Os dois projetos vão testar a ideia de unir as bancadas para votar em conjunto contra pautas do governo tidas como ideológicas e que afrontem os interesses de qualquer uma das frentes. O plano foi confirmado à equipe do blog por dois líderes das bancadas e pelo senador Flávio Bolsonaro (PL-RJ), que é líder da minoria no Congresso.
“Ficou combinado que no caso de pautas de costumes, mesmo que o assunto afete apenas uma frente, todas as outras serão solidárias”.

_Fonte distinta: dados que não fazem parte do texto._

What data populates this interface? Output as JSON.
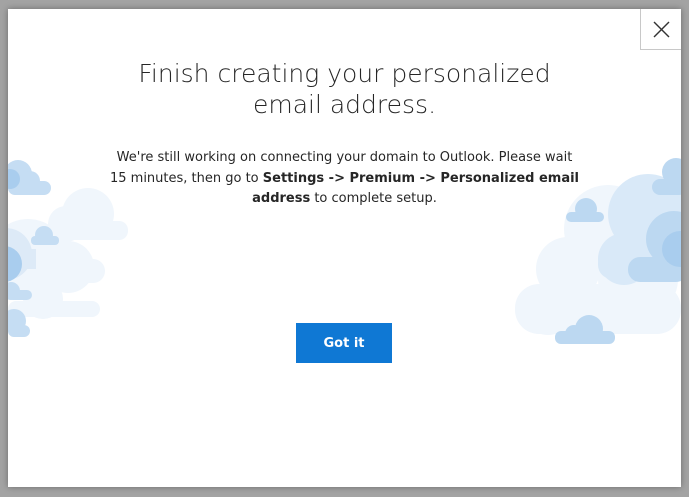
{
  "dialog": {
    "title_line1": "Finish creating your personalized",
    "title_line2": "email address.",
    "message_part1": "We're still working on connecting your domain to Outlook. Please wait 15 minutes, then go to ",
    "message_bold": "Settings -> Premium -> Personalized email address",
    "message_part2": " to complete setup.",
    "primary_button_label": "Got it",
    "close_icon": "close-icon"
  },
  "colors": {
    "accent": "#0f78d4",
    "cloud_light": "#e8f1fb",
    "cloud_mid": "#cfe3f6",
    "cloud_dark": "#a9cdee"
  }
}
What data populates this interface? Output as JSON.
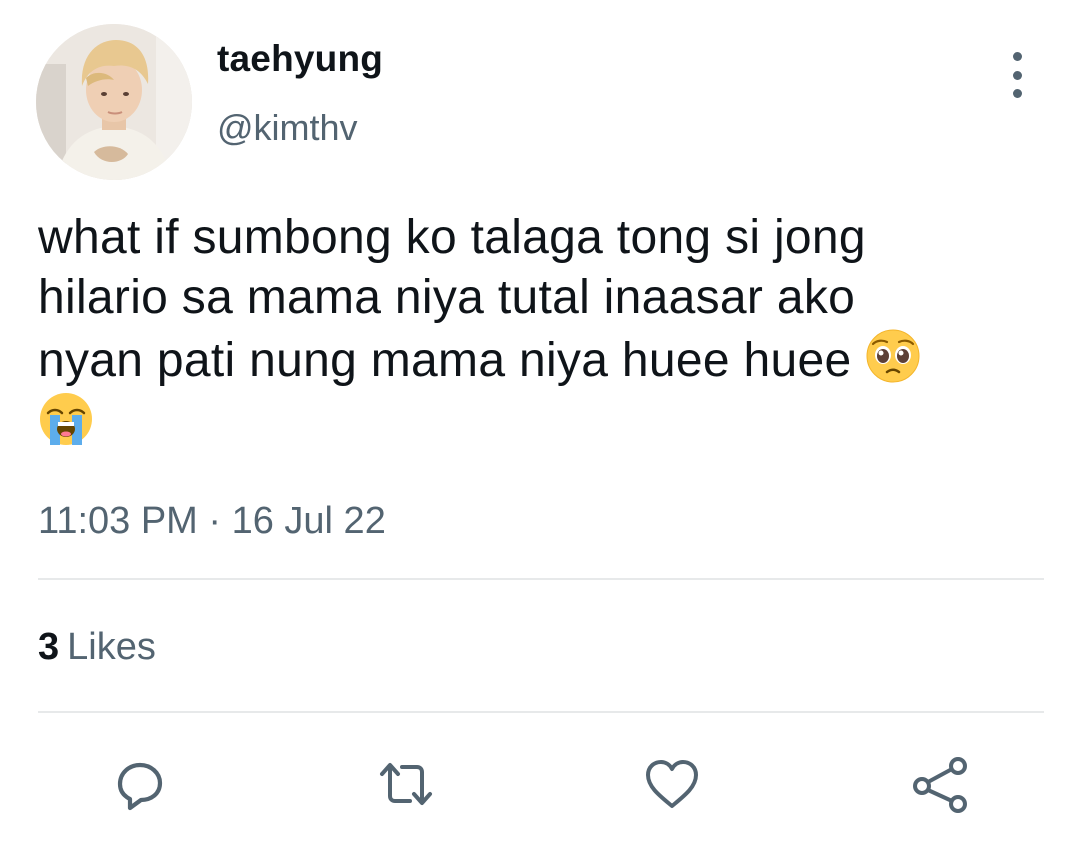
{
  "author": {
    "display_name": "taehyung",
    "handle": "@kimthv"
  },
  "tweet": {
    "text_line_1": "what if sumbong ko talaga tong si jong",
    "text_line_2": "hilario sa mama niya tutal inaasar ako",
    "text_line_3": "nyan pati nung mama niya huee huee",
    "emoji_1": "pleading-face",
    "emoji_2": "loudly-crying-face",
    "timestamp": "11:03 PM · 16 Jul 22"
  },
  "stats": {
    "likes_count": "3",
    "likes_label": "Likes"
  },
  "actions": [
    {
      "name": "reply",
      "icon": "reply-icon"
    },
    {
      "name": "retweet",
      "icon": "retweet-icon"
    },
    {
      "name": "like",
      "icon": "heart-icon"
    },
    {
      "name": "share",
      "icon": "share-icon"
    }
  ],
  "colors": {
    "text_primary": "#0f1419",
    "text_secondary": "#536471",
    "divider": "#e7e9ea"
  }
}
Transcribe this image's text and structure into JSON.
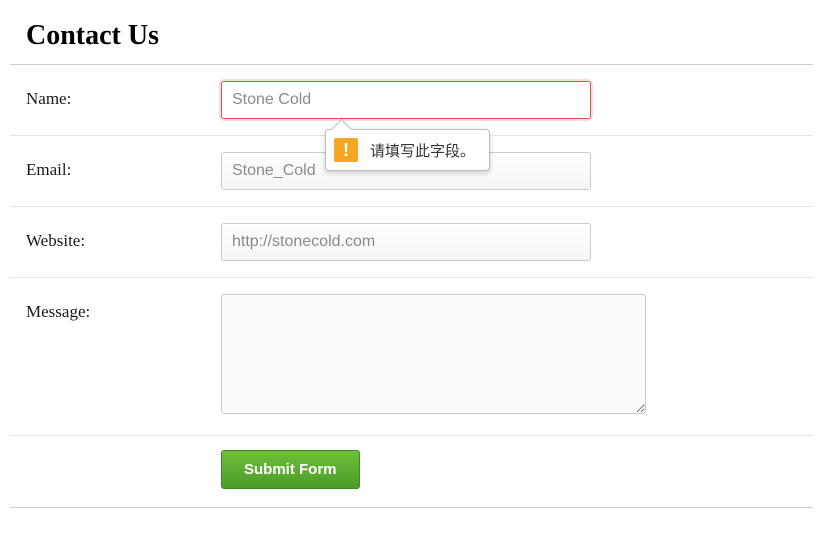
{
  "page_title": "Contact Us",
  "form": {
    "name": {
      "label": "Name:",
      "placeholder": "Stone Cold",
      "value": ""
    },
    "email": {
      "label": "Email:",
      "placeholder": "Stone_Cold",
      "value": ""
    },
    "website": {
      "label": "Website:",
      "placeholder": "http://stonecold.com",
      "value": ""
    },
    "message": {
      "label": "Message:",
      "value": ""
    },
    "submit_label": "Submit Form"
  },
  "validation": {
    "icon_glyph": "!",
    "message": "请填写此字段。"
  }
}
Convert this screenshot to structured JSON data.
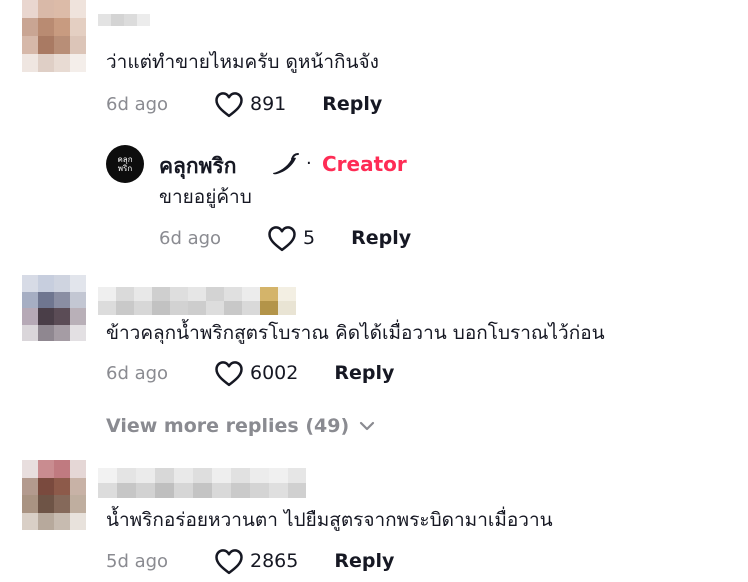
{
  "comments": [
    {
      "text": "ว่าแต่ทำขายไหมครับ ดูหน้ากินจัง",
      "time": "6d ago",
      "likes": "891",
      "reply_label": "Reply"
    },
    {
      "text": "ข้าวคลุกน้ำพริกสูตรโบราณ คิดได้เมื่อวาน บอกโบราณไว้ก่อน",
      "time": "6d ago",
      "likes": "6002",
      "reply_label": "Reply"
    },
    {
      "text": "น้ำพริกอร่อยหวานตา ไปยืมสูตรจากพระบิดามาเมื่อวาน",
      "time": "5d ago",
      "likes": "2865",
      "reply_label": "Reply"
    }
  ],
  "creator_reply": {
    "name": "คลุกพริก",
    "badge": "Creator",
    "separator": "·",
    "avatar_line1": "คลุก",
    "avatar_line2": "พริก",
    "text": "ขายอยู่ค้าบ",
    "time": "6d ago",
    "likes": "5",
    "reply_label": "Reply"
  },
  "view_more_label": "View more replies (49)",
  "colors": {
    "creator_badge": "#fe2c55",
    "secondary_text": "#8a8b91",
    "primary_text": "#161823"
  }
}
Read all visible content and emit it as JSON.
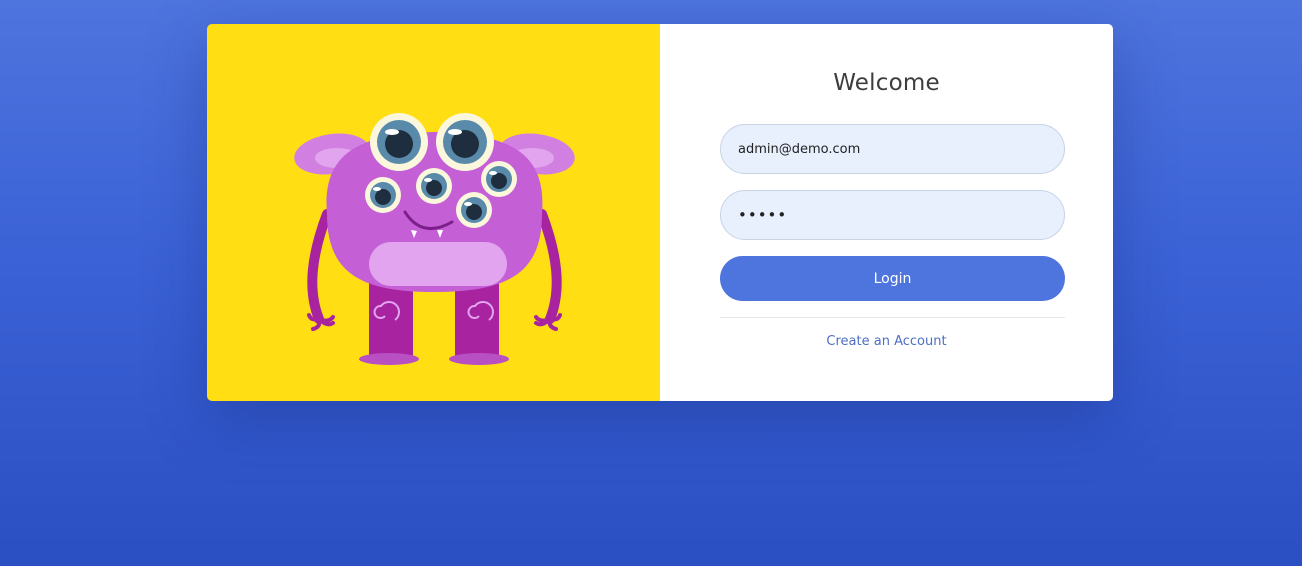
{
  "login": {
    "title": "Welcome",
    "email_value": "admin@demo.com",
    "password_value": "12345",
    "login_label": "Login",
    "create_account_label": "Create an Account"
  },
  "illustration": {
    "subject": "purple-monster",
    "background_color": "#ffde14",
    "body_color": "#c45fd6"
  },
  "colors": {
    "background_top": "#4e74de",
    "background_bottom": "#2a4fc3",
    "accent": "#4e74de",
    "link": "#4e6fc4",
    "input_fill": "#e8f0fe"
  }
}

Como exemplo dessa solidariedade, o líder da frente da segurança pública, deputado Alberto Fraga (PL-DF), cita o apoio expressivo da bancada evangélica a um projeto que enxugou um decreto de Lula que restringia o acesso a armas e vetava, por exemplo, a presença de estandes de tiro nas proximidades de escolas – outra votação da última terça-feira em que o governo foi derrotado.
“Evidente que tem parlamentares da minha frente ou das outras que infelizmente seguem a orientação do governo. Mas quando a pauta é de costumes, ideológica, não perdemos uma”, afirmou Fraga à equipe do blog.
Se a promessa for cumprida, a aliança entre os blocos promete causar estragos para o Palácio do Planalto. Só a frente parlamentar do agro é composta oficialmente por 295 deputados e 50 senadores. A evangélica soma 205 deputados e 26 senadores, enquanto a da segurança pública tem 256 deputados (não há frente formal sobre o tema no Senado).
Desarticulação
Conhecidas como bancadas “BBB”, sigla para “da bala, do boi e da Bíblia”, os blocos estavam desarticulados desde o 8 de janeiro.
"Muita gente ficou assustada com aquilo, mexeu com a harmonia das bancadas. Mas a articulação das últimas semanas para derrotar os vetos de Lula ajudou a consolidar a união das frentes", conta Sóstenes Cavalcante, um dos líderes da bancada evangélica.
Os ataques às sedes dos Três Poderes colocaram Bolsonaro na mira de novas investigações do Supremo Tribunal Federal (STF) e, no ano passado, o Planalto conseguiu estancar os efeitos de duas comissões parlamentares de inquérito (CPI) originalmente protocoladas por bolsonaristas: a do 8 de janeiro e a do MST.
Já na semana passada, com o bolsonarismo reagrupado, o governo Lula perdeu todos os embates ligados às pautas de costumes – e por placares acachapantes. Os conservadores também contaram com traições de deputados filiados a partidos do Centrão com assento na Esplanada dos Ministérios.
Além da flexibilização do decreto de armas, também foram derrubados vetos às saídas temporárias de presos e à restrição do empenho de recursos do orçamento em temas que contrariem a pauta conservadora, como o financiamento do MST e cirurgias de mudança de sexo em crianças – a chamada “emenda patriota”.
Como publicamos na última sexta-feira, as derrotas provocaram uma mudança de rota na articulação política de Lula. A partir desta segunda-feira, o presidente da República se reunirá semanalmente com líderes do governo no Congresso e com parlamentares das bancadas aliadas na intenção de reajustar os ponteiros e prevenir o Planalto de novos reveses.
Para os bolsonaristas, porém, nem mesmo o empenho pessoal de Lula nas negociações com o Legislativo será capaz de mudar o cenário.
“No caso das pautas de costumes está mais do que provado que não existe articulação que resolva. Esse Congresso estava pronto para o presidente Bolsonaro”, dispara Flávio Bolsonaro, em referência ao viés ultraconservador da legislatura atual e à fracassada candidatura do pai a um segundo mandato em 2022.